Here is the code which now does everything I intended it to do. (which started with an exercise from Strostups C++ Programming Language 3rd edition)
btw I agree so far data structures are a blast.

Code:

 //binarytree.cc  uses struct, simple function to seperate
//               sentence into words in a binary tree
//               uses inordertraversal to display sorted words


#include <iostream>
using std::cout;
using std::cin;
using std::endl;
using std::getline;

#include <string>
using std::string;

struct tree_node
{
  string word;
  int count;
  tree_node* left;
  tree_node* right;
  
  tree_node(const string wd,int cnt,tree_node * lft, tree_node* rght)
    :word(wd), count(cnt), left(lft), right(rght){};

};

// allows polymorphic actions to be passed to traversal routines
// for processing of data within nodes
typedef void (*fptraction)(struct tree_node *);

// takes a sentence a builds a binary tree constructed from the words
void buildtree(tree_node**,string);
void insert_node(tree_node**, string);


//inorder traversal provided by prelude (www.cprogramming.com)
//produces an ascending sorted list by processing left nodes
//ie finding smallest values, then right nodes next value greater
//than parent node and returning (recursively processing all nodes)

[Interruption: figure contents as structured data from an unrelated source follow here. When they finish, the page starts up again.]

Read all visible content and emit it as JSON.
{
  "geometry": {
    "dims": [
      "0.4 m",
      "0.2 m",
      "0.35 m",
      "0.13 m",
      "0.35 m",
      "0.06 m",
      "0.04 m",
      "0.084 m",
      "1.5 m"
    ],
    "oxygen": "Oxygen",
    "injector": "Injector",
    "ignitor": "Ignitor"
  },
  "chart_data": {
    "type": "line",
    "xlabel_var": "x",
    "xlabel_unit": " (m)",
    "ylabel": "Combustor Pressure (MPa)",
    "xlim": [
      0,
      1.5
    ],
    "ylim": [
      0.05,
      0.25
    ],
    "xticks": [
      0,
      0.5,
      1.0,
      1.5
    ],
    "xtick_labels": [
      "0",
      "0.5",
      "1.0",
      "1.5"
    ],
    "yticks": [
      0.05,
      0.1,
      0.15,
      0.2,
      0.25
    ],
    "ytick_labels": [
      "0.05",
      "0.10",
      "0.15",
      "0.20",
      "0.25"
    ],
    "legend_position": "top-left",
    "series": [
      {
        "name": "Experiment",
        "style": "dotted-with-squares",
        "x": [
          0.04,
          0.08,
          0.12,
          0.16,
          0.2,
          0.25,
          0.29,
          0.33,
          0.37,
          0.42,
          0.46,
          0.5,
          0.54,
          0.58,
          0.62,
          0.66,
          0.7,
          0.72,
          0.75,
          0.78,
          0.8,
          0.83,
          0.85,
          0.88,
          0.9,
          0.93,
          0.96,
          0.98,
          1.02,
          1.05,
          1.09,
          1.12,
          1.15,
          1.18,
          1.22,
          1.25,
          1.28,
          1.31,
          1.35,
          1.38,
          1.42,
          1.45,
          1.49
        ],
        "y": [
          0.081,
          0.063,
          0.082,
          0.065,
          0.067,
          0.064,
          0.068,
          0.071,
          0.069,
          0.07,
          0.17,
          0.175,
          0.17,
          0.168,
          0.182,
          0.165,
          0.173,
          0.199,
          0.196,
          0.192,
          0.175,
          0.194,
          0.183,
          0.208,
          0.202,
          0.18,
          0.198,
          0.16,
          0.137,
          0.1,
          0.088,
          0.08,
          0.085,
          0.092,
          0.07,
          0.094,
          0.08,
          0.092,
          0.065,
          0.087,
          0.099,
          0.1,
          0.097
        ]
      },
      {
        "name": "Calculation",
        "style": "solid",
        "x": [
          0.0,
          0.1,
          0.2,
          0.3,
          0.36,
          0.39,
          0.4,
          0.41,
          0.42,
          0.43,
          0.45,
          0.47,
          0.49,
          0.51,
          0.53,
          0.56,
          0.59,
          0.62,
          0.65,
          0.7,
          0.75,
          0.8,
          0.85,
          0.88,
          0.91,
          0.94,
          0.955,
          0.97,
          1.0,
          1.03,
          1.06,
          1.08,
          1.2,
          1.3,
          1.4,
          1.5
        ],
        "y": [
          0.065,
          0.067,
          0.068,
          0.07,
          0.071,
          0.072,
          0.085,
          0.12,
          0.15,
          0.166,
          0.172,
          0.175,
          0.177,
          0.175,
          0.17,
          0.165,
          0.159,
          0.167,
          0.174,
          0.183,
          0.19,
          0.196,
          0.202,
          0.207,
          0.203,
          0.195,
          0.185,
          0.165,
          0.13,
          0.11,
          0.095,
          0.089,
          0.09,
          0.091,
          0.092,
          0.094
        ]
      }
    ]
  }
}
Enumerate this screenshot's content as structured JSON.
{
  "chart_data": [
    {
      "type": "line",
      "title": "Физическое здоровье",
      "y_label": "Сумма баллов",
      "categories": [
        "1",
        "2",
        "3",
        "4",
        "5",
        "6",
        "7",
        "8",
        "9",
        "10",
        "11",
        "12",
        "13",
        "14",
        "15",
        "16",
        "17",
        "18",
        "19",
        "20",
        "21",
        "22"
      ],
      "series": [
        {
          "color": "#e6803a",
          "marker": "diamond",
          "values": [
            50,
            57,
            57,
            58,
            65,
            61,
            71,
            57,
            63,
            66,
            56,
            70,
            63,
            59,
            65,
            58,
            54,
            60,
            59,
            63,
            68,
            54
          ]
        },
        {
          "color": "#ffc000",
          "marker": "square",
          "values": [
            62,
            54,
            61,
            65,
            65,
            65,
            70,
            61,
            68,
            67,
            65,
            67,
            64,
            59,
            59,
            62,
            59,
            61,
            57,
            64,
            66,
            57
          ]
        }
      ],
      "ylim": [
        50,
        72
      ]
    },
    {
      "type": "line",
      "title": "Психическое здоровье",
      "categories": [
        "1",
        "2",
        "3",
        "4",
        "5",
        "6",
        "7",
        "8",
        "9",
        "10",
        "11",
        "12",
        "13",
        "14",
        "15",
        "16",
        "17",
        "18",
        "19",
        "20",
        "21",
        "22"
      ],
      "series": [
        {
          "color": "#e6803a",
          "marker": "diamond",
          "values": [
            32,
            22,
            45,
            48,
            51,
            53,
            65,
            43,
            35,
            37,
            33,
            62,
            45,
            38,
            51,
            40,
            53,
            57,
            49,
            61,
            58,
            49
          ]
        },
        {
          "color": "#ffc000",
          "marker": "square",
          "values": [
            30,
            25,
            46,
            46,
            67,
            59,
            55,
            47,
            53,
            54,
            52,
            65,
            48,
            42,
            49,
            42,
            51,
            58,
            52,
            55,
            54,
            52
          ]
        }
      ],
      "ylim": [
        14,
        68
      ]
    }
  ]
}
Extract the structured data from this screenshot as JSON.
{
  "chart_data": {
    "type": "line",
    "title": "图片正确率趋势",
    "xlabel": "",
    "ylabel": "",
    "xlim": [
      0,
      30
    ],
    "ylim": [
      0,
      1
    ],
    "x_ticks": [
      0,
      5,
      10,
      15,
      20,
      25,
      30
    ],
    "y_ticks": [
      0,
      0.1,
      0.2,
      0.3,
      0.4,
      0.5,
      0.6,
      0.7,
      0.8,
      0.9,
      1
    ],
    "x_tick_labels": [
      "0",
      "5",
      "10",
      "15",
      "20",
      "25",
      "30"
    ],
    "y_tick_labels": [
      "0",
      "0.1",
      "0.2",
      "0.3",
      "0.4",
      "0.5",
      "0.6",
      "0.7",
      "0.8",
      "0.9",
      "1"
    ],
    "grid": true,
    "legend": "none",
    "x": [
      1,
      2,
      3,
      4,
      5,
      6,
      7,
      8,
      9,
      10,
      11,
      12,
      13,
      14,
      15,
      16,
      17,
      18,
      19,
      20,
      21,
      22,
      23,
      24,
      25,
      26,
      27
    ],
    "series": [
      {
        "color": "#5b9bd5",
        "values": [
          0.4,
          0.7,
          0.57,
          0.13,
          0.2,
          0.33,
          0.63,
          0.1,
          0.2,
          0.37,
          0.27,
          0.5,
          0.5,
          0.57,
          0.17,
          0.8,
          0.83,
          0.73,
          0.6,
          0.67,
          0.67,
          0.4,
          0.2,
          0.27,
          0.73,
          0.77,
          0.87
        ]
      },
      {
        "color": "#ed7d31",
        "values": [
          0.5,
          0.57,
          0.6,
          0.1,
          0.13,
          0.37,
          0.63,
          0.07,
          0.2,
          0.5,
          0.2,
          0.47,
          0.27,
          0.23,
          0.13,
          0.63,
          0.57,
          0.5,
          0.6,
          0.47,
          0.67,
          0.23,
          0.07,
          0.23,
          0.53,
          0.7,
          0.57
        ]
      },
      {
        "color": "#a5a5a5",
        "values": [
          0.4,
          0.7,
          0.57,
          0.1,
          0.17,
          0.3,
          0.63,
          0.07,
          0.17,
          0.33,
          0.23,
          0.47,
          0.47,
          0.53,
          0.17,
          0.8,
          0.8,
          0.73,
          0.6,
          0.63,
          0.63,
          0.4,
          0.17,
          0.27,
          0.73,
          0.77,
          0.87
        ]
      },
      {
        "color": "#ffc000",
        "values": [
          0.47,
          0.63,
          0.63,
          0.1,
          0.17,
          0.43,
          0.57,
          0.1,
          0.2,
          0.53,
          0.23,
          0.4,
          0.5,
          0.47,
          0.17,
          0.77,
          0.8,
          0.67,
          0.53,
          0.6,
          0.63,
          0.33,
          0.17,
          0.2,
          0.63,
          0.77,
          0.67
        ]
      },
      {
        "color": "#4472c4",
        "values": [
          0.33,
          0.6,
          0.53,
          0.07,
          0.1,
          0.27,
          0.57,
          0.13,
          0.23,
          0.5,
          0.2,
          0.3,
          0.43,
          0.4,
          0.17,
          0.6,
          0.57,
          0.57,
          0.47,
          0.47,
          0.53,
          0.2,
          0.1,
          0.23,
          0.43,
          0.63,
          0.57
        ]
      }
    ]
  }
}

void in_order_traverse(tree_node* root, fptraction action)
{
  if (root == 0)
    return;
  in_order_traverse(root->left,action);
  action(root);
  in_order_traverse(root->right,action);
}

void post_order_traverse(tree_node* root,fptraction action)
{
  if (root == 0)
    return;
  post_order_traverse(root->left, action);
  post_order_traverse(root->right, action);
  //cout << root->word << endl;
  action(root);
}

void post_order_traverse_iterative(tree_node* root, fptraction action)
{
  struct tree_node *save[50];
  int top = 0;

  if (root == 0 )
    return;
  save[top++] = root;
  while ( top != 0 ) {
    root = save[--top];
    if ( root->left != NULL )
      save[top++] = root->left;
    if ( root->right != NULL )
      save[top++] = root->right;
    action( root );
  }
}

// to be used as an action for processing data  when traversing tree
void cout_word(tree_node* ptrnode)
{
  cout << ptrnode->word << endl;
}

void delete_node(tree_node * ptrnode)
{
  delete ptrnode;
}


int main(int argc, char * argv[])
{
  
  string sentence;
  tree_node* root=0;               // top of binary tree
  

  cout << "Enter a sentence press enter when done." << endl;
  getline(cin,sentence);

  buildtree(&root,sentence);
  in_order_traverse(root,&cout_word);
  //clean up nodes
  post_order_traverse(root,&cout_word);
  post_order_traverse(root,&delete_node);
  return 0;
};

void buildtree(tree_node **base, string wordlist)
{
  //delims holds charachters used to seperate words froms sentence
  const string delims(" \t.,");
    
  string::size_type begIdx, endIdx;// indices of single word
    
  //search for beginning of first word
  begIdx = wordlist.find_first_not_of(delims);

  //while beginning of word found loop
  while (begIdx != string::npos){
    
    //search for end of actual word
    endIdx = wordlist.find_first_of(delims, begIdx);
    
    if (endIdx == string::npos){
      //end of word is end of line
      endIdx = wordlist.length();
    }
    insert_node(&(*base),wordlist.substr(begIdx,endIdx-begIdx));
    //cout << wordlist.substr(begIdx,endIdx-begIdx)<<endl;
    begIdx = wordlist.find_first_not_of(delims,endIdx);
 
  }
}

void insert_node(tree_node **ptrnode, string word)
{
  // null node pointer indicates need to create new node
  // otherwise words less than parent value inserted into left branch
  // and words greater than parent are inserted into right branch
  // matching words update count (number of a given word)
  if (*ptrnode==0)
    *ptrnode = new tree_node(word,1,NULL,NULL);
  else if (word<((*ptrnode)->word))
      insert_node( &((*ptrnode)->left),word);
  else if (word>((*ptrnode)->word))
	insert_node( &((*ptrnode)->right),word);
  else
    ++((*ptrnode)->count);
}

I'm not sure I implemented the post_order_traversal_iterative routine properly. Forgive me for my persumption. I'm currently reading more of preludes post and see there are issues with other forms of depth first traversal to be taken into account. Before I do anything else I will finish reading and digesting the rest of that post.